Yasuhiko

“Creating a modern lifestyle with traditional hand-weaving techniques.”

The Story

The Kuska company aims to combine tradition, fashion, and art to create products that are handcrafted by artisans through the seamless cycle of material production, dyeing and hand-weaving. Their motto of “not superficial but essential design,” inspires the artisans to best utilize the natural characteristics of materials in order to produce beautiful products that are timeless and unaffected by trends.

Born in the Tango region of Kyoto, Yasuhiko spent his school years playing baseball at a school famous for athletics. While in college, he fell in love with surfing and spent his days going on surf trips all over Japan and even abroad. He began a career working at construction sites for a building firm in Tokyo. On a visit to the family business one spring day, Yasuhiko was moved by the sight of the craftsmen carefully making textiles one by one. 

Convinced that this was something that must be preserved, he immediately resigned from his job in Tokyo and joined the family business, aged 30. Although it had declined considerably, he recognized that the industry had a lot of historical depth, and he thought he could make use of it to express himself in some way to support this community.
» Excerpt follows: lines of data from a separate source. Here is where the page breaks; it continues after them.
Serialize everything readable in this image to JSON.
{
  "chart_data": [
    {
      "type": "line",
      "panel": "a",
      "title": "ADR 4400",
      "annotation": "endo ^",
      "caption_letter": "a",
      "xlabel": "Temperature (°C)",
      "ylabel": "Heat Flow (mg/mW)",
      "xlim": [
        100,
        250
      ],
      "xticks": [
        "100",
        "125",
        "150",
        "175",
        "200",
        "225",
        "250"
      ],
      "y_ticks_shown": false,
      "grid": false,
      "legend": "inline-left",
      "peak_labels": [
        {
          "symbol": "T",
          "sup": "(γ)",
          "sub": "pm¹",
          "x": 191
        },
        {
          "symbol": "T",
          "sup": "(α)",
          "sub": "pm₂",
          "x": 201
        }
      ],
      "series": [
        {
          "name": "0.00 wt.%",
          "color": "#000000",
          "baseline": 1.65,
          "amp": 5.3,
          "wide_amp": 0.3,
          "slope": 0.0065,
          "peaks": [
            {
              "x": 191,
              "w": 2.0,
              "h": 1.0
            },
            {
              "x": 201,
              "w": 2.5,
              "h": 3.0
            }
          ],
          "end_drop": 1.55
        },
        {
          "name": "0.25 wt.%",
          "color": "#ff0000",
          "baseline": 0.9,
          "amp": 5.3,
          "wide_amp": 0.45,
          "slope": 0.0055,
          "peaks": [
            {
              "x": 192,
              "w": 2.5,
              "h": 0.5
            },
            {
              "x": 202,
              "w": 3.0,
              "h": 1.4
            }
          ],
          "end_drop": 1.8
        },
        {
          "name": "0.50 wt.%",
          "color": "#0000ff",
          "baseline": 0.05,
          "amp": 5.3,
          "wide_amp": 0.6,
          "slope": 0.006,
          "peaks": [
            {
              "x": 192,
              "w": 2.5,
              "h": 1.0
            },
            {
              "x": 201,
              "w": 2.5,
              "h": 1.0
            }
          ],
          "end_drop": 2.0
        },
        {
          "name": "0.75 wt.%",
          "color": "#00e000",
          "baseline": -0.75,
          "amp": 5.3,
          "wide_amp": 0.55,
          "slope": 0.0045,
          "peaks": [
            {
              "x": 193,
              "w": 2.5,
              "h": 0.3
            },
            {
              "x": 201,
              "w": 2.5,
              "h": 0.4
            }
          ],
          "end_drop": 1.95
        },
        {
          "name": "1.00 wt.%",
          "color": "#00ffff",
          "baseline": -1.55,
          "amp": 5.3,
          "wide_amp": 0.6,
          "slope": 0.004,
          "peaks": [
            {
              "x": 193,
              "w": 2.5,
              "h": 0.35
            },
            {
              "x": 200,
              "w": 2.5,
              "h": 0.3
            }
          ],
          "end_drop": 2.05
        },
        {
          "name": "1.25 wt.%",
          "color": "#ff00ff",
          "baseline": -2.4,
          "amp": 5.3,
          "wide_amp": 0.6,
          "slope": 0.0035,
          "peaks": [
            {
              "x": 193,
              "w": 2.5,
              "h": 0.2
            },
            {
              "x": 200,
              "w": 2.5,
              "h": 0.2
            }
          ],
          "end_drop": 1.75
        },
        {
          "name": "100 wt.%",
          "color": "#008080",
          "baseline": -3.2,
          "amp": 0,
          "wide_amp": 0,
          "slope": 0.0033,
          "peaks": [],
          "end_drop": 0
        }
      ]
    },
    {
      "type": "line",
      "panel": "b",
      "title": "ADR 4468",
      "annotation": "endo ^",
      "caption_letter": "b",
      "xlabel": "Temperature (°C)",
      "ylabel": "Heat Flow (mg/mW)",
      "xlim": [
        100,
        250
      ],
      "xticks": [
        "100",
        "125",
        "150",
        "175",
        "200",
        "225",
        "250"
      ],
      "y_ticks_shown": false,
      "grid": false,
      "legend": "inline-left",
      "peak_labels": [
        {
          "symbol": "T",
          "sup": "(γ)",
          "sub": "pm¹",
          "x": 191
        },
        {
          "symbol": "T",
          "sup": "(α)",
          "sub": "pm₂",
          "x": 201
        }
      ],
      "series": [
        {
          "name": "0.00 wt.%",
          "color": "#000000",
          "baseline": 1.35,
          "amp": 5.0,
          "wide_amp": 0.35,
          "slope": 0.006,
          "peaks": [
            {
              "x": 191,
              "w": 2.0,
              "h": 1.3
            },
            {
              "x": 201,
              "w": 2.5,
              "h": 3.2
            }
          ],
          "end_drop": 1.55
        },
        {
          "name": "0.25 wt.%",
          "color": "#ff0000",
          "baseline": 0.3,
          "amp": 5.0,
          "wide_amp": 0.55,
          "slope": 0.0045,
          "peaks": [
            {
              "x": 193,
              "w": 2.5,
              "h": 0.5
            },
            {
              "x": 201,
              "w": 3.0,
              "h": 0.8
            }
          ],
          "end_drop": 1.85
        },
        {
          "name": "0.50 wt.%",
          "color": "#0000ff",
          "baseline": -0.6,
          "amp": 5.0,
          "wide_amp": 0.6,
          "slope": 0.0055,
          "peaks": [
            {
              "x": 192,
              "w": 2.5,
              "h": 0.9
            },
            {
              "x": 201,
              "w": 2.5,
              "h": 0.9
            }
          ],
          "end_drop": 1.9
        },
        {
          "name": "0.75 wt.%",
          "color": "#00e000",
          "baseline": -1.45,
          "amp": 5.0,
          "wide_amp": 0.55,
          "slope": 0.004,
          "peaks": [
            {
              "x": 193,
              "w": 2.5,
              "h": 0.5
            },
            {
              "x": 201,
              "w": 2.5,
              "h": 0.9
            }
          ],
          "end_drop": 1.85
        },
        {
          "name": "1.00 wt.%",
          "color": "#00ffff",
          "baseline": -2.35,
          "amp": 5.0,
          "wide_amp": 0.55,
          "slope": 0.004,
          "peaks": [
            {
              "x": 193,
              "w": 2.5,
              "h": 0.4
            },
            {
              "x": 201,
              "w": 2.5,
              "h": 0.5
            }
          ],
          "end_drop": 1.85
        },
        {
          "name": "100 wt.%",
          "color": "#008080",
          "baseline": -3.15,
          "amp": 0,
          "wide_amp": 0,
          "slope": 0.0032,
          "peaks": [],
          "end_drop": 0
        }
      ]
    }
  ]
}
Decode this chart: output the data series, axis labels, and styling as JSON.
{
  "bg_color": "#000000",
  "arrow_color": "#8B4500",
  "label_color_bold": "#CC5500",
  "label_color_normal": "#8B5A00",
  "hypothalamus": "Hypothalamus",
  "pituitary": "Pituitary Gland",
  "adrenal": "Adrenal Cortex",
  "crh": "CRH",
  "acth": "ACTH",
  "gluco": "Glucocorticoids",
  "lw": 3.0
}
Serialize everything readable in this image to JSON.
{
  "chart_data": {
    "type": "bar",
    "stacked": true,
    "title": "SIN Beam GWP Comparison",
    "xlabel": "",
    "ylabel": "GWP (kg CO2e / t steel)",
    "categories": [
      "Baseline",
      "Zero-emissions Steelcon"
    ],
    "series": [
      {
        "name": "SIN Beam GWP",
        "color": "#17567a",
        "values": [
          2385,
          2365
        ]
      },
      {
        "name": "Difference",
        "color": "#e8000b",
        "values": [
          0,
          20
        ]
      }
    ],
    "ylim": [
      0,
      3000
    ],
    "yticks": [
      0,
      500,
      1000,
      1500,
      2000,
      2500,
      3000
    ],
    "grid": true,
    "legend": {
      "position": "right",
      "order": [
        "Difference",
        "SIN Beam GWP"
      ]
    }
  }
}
He admits that his main motivation was the idea that he could work while incorporating surfing into his lifestyle. Besides being a traditional silk production area, Tango has a beautiful ocean where he could surf, and enjoy fresh and delicious food.  He spent the next two years training in weaving until taking charge of the business at the age of 32, whereupon he launched his original brand  as a combination of tradition, fashion and art. 

Yasuhiko still remains actively engaged in daily productive activity, believing his mission is to modernize traditional art.

The Craft

One of Japan’s premium silk-growing regions, Tango is known for its natural landscape of mountains, rivers, and sea that unite to create scenic beauty. Yasuhiko’s grandfather Hiroyuki began manufacturing and selling Tango chirimen crêpe textiles in 1936, taking his own father-in-law’s nickname for the company name.

Two generations later, Yasuhiko visited high technology production sites overseas, and decided that it was necessary to add value to products in areas other than price and production volume. After he became the president, he replaced all the looms in the factory with hand-woven ones. He subsequently found that hand-woven neckties were quite rare, and began to create fabrics by combining the advantages of hand-weaving with the stability of machine weaving. His brand was launched in 2010, creating products with a precise and meticulous attention to detail where the weaving is done one thread at a time. As such, a craftsman can only make up to two or three items per day.

To quickly spread the appeal of Tango chirimen materials, Yasuhiko began with basic products such as neckties, stoles, and sneakers that were easy to incorporate into daily fashion. Their primary goal was to make the brand known both in Japan and abroad, so that even if the kimono were to eventually disappear, Tango’s beautiful silk textiles would remain.

Yasuhiko launched a web media called “THE TANGO” to introduce not only his own products but also the new initiatives of Tango weavers. By introducing “Made in Tango” products that utilize the unique characteristics of each weaver, the region can become a name brand recognized internationally.  As the market matures and the younger generation takes over, Yasuhiko believes that they will find more value in “inherited skills” such as local products and crafts.